Локтев, конечно, с дамой моментально скинули польта. А я, конечно, стою в раздумье. Пальто у меня было в тот вечер прямо на ночную рубашку надето. Пиджака не было. И чувствую, братцы мои, сымать как-то неловко. «Прямо, — думаю, — срамота может произойти». Главное — рубаха нельзя сказать что грязная. Рубаха не особенно грязная. Но, конечно, грубая, ночная. Шинельная пуговица, конечно, на вороте пришита крупная. «Срамота, — думаю, — с такой крупной пуговицей в фойе идти».

Я говорю своим:

— Прямо, — говорю, — товарищи, не знаю, чего и делать. Я сегодня одет неважно. Неловко как-то мне пальто сымать. Все-таки подтяжки там и сорочка опять же грубая.

Товарищ Локтев говорит:

— Ну, покажись.

Расстегнулся я. Показываюсь.

— Да, — говорит, — действительно, видик…

Дама тоже, конечно, посмотрела и говорит:

— Я, — говорит, — лучше домой пойду. Я, — говорит, — не могу, чтоб кавалеры в одних рубахах рядом со мной ходили. Вы бы, — говорит, — еще подштанники поверх штанов пристегнули.

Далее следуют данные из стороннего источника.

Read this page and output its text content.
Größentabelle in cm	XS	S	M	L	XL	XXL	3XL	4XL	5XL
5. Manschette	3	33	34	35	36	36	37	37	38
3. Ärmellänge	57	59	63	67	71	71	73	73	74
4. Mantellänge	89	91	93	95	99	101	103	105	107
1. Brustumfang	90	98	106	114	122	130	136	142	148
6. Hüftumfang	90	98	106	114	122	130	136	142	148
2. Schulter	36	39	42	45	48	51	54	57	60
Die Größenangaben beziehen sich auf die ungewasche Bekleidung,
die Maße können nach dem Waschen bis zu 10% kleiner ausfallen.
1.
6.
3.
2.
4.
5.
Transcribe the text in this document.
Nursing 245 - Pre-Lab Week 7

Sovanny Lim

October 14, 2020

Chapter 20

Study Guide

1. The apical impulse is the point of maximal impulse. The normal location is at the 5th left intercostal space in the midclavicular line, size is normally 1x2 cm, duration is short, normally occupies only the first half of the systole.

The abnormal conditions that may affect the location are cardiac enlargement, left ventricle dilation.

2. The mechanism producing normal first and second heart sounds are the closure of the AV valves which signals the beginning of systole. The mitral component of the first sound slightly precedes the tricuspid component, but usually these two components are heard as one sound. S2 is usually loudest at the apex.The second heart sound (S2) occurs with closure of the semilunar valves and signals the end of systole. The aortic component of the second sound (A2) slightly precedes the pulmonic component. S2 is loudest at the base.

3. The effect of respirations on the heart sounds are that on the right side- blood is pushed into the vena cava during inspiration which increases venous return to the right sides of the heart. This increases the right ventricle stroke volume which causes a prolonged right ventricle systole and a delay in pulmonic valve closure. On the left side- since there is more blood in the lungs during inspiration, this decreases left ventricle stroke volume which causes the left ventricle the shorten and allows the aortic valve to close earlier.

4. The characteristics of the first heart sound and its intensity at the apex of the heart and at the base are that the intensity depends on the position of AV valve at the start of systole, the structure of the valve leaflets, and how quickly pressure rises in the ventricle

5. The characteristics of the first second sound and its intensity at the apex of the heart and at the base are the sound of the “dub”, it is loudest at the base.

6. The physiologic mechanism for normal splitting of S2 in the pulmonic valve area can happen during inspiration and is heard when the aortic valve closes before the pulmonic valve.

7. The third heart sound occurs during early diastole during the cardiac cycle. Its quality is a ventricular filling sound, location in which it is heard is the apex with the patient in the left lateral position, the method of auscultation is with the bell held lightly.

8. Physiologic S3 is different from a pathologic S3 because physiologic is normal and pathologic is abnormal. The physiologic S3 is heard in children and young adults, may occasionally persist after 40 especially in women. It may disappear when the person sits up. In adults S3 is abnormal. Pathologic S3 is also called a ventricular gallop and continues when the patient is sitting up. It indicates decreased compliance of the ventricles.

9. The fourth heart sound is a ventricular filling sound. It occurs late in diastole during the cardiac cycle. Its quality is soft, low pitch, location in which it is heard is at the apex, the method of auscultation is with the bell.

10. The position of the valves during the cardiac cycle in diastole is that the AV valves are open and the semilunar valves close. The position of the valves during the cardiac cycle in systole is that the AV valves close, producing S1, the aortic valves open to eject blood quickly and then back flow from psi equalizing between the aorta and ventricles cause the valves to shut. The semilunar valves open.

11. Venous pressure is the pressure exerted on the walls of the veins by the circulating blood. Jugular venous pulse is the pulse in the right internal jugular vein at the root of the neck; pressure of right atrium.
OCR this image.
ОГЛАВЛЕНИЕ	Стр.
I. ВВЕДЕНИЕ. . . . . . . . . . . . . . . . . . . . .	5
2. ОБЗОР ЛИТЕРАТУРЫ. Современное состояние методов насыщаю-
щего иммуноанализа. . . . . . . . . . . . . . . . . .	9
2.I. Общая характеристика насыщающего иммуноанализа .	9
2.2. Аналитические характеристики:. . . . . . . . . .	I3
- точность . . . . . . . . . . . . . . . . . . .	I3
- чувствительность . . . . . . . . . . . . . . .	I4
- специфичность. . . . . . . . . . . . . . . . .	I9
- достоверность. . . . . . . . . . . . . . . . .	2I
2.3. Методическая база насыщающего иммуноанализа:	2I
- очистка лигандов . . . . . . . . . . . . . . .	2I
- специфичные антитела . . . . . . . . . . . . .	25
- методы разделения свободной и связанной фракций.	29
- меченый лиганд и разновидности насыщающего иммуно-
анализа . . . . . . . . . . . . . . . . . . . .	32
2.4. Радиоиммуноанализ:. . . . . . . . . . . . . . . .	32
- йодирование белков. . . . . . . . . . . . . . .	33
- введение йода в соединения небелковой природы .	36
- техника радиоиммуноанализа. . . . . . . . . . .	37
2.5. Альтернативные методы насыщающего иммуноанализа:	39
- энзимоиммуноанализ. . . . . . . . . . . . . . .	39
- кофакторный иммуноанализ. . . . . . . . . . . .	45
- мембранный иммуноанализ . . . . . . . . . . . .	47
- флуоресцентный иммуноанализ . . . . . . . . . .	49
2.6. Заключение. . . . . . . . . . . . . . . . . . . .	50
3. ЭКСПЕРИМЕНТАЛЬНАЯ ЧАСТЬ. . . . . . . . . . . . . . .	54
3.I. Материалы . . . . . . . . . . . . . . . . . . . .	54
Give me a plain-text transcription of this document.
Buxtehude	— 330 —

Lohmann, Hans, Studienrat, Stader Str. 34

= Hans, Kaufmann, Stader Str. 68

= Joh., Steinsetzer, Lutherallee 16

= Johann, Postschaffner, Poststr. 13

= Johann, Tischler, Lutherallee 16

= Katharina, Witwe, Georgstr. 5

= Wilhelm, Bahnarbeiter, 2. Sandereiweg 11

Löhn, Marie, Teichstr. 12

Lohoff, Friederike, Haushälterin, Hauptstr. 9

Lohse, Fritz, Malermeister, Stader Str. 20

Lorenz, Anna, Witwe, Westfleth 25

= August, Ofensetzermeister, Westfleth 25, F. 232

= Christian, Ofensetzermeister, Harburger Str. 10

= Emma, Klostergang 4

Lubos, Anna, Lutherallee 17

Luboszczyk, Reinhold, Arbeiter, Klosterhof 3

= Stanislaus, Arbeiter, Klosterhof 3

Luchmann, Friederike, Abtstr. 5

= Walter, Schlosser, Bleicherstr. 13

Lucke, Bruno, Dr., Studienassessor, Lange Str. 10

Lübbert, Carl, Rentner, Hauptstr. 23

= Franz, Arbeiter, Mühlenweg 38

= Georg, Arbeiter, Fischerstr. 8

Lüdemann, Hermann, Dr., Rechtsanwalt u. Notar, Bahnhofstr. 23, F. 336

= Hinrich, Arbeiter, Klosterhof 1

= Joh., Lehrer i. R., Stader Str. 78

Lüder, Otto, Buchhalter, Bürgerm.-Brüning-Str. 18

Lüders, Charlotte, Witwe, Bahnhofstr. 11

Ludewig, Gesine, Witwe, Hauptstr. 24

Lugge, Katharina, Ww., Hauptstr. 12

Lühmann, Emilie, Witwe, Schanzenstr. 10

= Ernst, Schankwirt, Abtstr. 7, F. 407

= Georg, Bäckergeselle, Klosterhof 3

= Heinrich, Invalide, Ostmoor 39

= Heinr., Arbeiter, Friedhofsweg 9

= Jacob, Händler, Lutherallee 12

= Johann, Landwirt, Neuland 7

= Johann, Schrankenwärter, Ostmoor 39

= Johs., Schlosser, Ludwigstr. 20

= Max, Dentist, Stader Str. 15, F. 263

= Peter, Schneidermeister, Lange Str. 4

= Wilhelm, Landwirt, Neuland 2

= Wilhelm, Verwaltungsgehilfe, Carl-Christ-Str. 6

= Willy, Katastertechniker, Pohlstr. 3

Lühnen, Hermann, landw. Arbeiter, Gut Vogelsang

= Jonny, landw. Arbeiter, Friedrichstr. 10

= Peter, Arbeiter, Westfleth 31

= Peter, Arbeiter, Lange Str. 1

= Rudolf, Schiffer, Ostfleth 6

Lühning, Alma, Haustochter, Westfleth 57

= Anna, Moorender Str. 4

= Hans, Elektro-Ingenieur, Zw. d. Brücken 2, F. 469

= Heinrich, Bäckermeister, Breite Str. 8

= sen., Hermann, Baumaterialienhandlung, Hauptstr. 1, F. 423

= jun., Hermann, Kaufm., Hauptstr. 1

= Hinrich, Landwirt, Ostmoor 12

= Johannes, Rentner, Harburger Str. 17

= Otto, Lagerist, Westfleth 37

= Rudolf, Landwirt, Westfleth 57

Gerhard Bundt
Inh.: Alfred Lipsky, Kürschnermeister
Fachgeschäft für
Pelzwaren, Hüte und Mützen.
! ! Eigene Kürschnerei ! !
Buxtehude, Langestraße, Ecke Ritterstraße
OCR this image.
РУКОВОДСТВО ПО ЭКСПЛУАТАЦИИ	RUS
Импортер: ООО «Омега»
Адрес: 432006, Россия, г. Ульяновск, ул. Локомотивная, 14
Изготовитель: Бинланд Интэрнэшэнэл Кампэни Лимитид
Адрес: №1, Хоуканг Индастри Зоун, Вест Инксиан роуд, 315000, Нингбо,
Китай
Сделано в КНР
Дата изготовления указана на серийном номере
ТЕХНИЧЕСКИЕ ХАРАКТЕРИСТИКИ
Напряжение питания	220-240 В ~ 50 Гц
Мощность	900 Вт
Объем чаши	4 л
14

Довольно, — говорит, — вам неловко в таком отвлеченном виде в театры ходить.

Я говорю:

— Я не знал, что я в театры иду, — дура какая. Я, может, пиджаки редко надеваю. Может, я их берегу, — что тогда?

Стали мы думать, что делать. Локтев, собака, говорит:

— Вот чего. Я, — говорит, — Василий Митрофанович, сейчас тебе свою жилетку дам. Надевай мою жилетку и ходи в ней, будто тебе все время в пиджаке жарко.

Расстегнул он свой пиджак, стал щупать и шарить внутри себя.

— Ой, — говорит, — мать честная, я, — говорит, — сам сегодня не при жилетке. Я, — говорит, — тебе лучше сейчас галстук дам, все-таки приличней. Привяжи на шею и ходи, будто бы тебе все время жарко.

Дама говорит:

— Лучше, — говорит, — я, ей-богу, домой пойду. Мне, — говорит, — дома как-то спокойней. А то, — говорит, — один кавалер чуть не в подштанниках, а у другого галстук заместо пиджака. Пущай, — говорит, — Василий Митрофанович в пальто попросит пойти.

Просим и умоляем, показываем союзные книжки — не пущают.

— Это, — говорят, — не девятнадцатый год — в пальто сидеть.

— Ну, — говорю, — ничего не пропишешь. Кажись, братцы, надо домой ползти.

Но как подумаю, что деньги заплачены, не могу идти — ноги не идут к выходу.

Локтев, собака, говорит:

— Вот чего. Ты, — говорит, — подтяжки отстегни, — пущай их дама понесет заместо сумочки. А сам валяй как есть: будто у тебя это летняя рубашка «апаш» и тебе, одним словом, в ней все время жарко.